# Great Drill Press, meh Milling Machine



## Bertha

Thanks for this objective review. I've been considering this machine, but for metal.


----------



## Fallon

Grizzly, Harbor Freight, Enco, Jet & a ton of others all sell this same basic unit out to the same factory in China. Slightly different trim levels & accessories, but it's the same basic unit. Almost all the small metal type lathes are the same way.

There are more fan pages & tinkering/modding/upgrade ideas out there for those lathes & mini-mills than you can shake a stick at. Very well supported from a community point of view.

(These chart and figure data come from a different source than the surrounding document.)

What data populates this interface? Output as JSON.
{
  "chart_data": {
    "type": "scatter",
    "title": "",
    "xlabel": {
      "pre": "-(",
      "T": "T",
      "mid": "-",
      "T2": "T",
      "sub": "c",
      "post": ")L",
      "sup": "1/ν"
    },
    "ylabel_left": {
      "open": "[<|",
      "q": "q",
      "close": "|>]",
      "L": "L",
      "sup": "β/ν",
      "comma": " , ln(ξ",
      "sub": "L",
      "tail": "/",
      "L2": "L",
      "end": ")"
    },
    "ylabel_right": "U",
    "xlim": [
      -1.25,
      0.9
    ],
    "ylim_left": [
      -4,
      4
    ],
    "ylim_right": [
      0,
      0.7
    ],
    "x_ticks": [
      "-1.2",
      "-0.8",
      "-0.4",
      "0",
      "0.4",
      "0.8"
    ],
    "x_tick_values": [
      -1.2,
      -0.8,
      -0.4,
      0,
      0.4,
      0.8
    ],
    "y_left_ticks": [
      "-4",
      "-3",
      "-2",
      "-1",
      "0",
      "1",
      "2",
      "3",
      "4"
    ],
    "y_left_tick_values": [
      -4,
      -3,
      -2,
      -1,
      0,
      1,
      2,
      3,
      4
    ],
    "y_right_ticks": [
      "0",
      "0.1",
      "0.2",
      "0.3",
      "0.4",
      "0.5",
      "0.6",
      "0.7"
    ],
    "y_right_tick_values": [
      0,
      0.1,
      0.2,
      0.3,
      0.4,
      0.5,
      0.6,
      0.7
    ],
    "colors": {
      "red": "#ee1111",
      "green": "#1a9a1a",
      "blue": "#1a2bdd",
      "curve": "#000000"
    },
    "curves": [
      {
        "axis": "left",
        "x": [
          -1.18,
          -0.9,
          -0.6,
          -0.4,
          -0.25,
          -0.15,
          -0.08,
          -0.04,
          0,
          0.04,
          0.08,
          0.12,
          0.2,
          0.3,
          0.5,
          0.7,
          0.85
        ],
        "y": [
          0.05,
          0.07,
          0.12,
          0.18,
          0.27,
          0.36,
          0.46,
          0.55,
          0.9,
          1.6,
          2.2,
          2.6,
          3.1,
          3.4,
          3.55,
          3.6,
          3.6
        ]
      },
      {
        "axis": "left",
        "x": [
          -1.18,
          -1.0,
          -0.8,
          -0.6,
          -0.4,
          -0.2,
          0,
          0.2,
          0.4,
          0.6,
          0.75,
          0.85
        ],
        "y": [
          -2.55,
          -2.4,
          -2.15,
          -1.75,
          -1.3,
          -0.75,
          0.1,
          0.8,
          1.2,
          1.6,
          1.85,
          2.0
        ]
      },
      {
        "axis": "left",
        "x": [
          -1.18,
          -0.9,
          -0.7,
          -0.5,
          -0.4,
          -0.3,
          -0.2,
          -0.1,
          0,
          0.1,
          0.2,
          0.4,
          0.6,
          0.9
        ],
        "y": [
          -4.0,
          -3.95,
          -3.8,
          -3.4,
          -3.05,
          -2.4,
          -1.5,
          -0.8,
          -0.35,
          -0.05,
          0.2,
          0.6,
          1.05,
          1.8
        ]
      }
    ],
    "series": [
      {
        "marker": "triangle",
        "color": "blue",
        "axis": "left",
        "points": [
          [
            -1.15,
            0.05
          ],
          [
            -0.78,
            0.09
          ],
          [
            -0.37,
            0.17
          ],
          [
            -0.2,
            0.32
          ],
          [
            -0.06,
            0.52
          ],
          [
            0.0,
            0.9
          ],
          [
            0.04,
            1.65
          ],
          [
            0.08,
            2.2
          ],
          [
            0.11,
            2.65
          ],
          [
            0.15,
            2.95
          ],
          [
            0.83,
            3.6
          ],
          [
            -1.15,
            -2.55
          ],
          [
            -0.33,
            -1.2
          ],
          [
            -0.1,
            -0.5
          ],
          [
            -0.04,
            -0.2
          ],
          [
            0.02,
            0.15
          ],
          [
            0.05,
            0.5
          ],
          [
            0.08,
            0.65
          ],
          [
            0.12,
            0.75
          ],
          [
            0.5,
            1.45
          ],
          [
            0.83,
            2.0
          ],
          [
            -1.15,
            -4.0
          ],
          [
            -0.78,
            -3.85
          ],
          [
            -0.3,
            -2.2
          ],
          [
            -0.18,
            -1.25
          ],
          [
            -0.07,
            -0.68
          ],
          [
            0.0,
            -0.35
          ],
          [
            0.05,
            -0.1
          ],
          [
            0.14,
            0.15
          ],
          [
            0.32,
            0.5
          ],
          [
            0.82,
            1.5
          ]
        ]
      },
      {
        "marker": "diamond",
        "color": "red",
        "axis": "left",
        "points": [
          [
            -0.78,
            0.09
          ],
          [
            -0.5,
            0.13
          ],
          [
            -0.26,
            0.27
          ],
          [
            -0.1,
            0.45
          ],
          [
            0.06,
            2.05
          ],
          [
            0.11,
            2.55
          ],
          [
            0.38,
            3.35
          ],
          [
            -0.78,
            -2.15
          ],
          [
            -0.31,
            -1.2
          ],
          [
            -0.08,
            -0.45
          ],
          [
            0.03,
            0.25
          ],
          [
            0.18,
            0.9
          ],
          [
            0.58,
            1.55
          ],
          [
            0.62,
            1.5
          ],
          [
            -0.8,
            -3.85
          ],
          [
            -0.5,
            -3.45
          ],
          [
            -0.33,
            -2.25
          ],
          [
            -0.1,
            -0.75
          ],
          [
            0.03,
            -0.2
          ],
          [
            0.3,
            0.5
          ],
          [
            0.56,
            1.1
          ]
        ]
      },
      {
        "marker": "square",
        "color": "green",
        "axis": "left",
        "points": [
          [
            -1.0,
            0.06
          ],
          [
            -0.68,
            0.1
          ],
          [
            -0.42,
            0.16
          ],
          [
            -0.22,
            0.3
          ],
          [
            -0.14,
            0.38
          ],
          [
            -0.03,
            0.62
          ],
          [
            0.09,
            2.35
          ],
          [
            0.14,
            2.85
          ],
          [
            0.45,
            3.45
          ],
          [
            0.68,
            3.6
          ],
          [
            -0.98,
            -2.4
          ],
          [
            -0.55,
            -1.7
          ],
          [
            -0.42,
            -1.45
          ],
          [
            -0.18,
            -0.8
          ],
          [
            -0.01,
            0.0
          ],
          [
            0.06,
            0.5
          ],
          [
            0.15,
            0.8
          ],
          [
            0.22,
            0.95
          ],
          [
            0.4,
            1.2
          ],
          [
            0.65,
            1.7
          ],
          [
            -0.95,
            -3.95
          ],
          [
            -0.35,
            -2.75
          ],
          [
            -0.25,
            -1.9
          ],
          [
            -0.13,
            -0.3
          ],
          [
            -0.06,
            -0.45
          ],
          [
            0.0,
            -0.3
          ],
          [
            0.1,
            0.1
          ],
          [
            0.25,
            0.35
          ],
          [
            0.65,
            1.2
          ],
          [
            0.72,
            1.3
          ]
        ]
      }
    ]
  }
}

One is high on my list of want, especially as I'm more of a tinkerer who uses wood on many projects, rather than a real woodworker.

http://www.mini-lathe.com/Mini_mill/Introduction/Introduction.htm
http://www.mini-lathe.com/Links.htm


----------



## Bertha

Thanks for those links, Fallon!


----------



## Dusty56

Now that's a review : ) Thank you !!


----------



## PurpLev

good review - thanks

I was considering this mill as well when I was shopping around for one, but for the reasons you stated as it's downsizes I ended up with the G0916 if anyone else is in the market, it might cost a tad bit more, and does not come with accessories (other than a 1/2" drill chuck) but addresses some alignment and quality issues found in round column mills.

not trying to hijack this review, just add some info for others (I guess I should just add a review as well)


----------



## SPalm

Nice review. I have also looked at this series.
I guess you get what you pay for…..

Purp: I think you mean the G0619 ??

Thanks again,
Steve


----------



## Bertha

^I'm pretty sure he did. Looking at the Grizzly offerings, you get into the really capable mills at about the $2000 price point. That'd be a tough sell to the fiance' for yet another hobby. I'm keeping my eyes peeled for a vintage job.


----------



## RoundestRock

Thanks everyone for the positive feedback. It's always good to know when your incite has helped.

I actually considered G0619 and the other Grizzly machines like it when I was picking out my machine. The deciding factor for me was capacity. G1006 has 200 Lbs more weight, greater max distance from spindle to table, and more table travel in both directions. G0619 also only has 2 3/4'' spindle travel. G1006 has 5''. For larger projects that's a deal breaker. G0619 looks like it wouldn't take as much space though. I would also agree the trim looks a little better (don't know for sure, haven't touched it). I guess it's like any machine choice; you have to ask yourself what you plan to do. My 2 cents, if you're doing more wood go for G1006, more mettle go for G0619.


----------



## PurpLev

Steve- yes, I meant G0619…  and I completely agree with RoundestRock - I went with my choice based on more metal work, and figured I could work around the shorter spindle travel, but for more woodworking the longer travel would be a much more valuable feature. FWIW I figured that with the Z travel capabilities I could do with the shorter quill travel keeping the spindle more rigid, but operation would be less of a drill-press nature and more of a mill cnc nature.


----------



## helluvawreck

We have a Grizzly mill and Grizzly mills seem like ok machines for home shop machinists and woodworkers. However, they hardly compare with the Bridgeport mill that I have been using for 31 years. The only reason that I mention this is because you can often find a good used Bridgeport for a reasonable price at auctions.


----------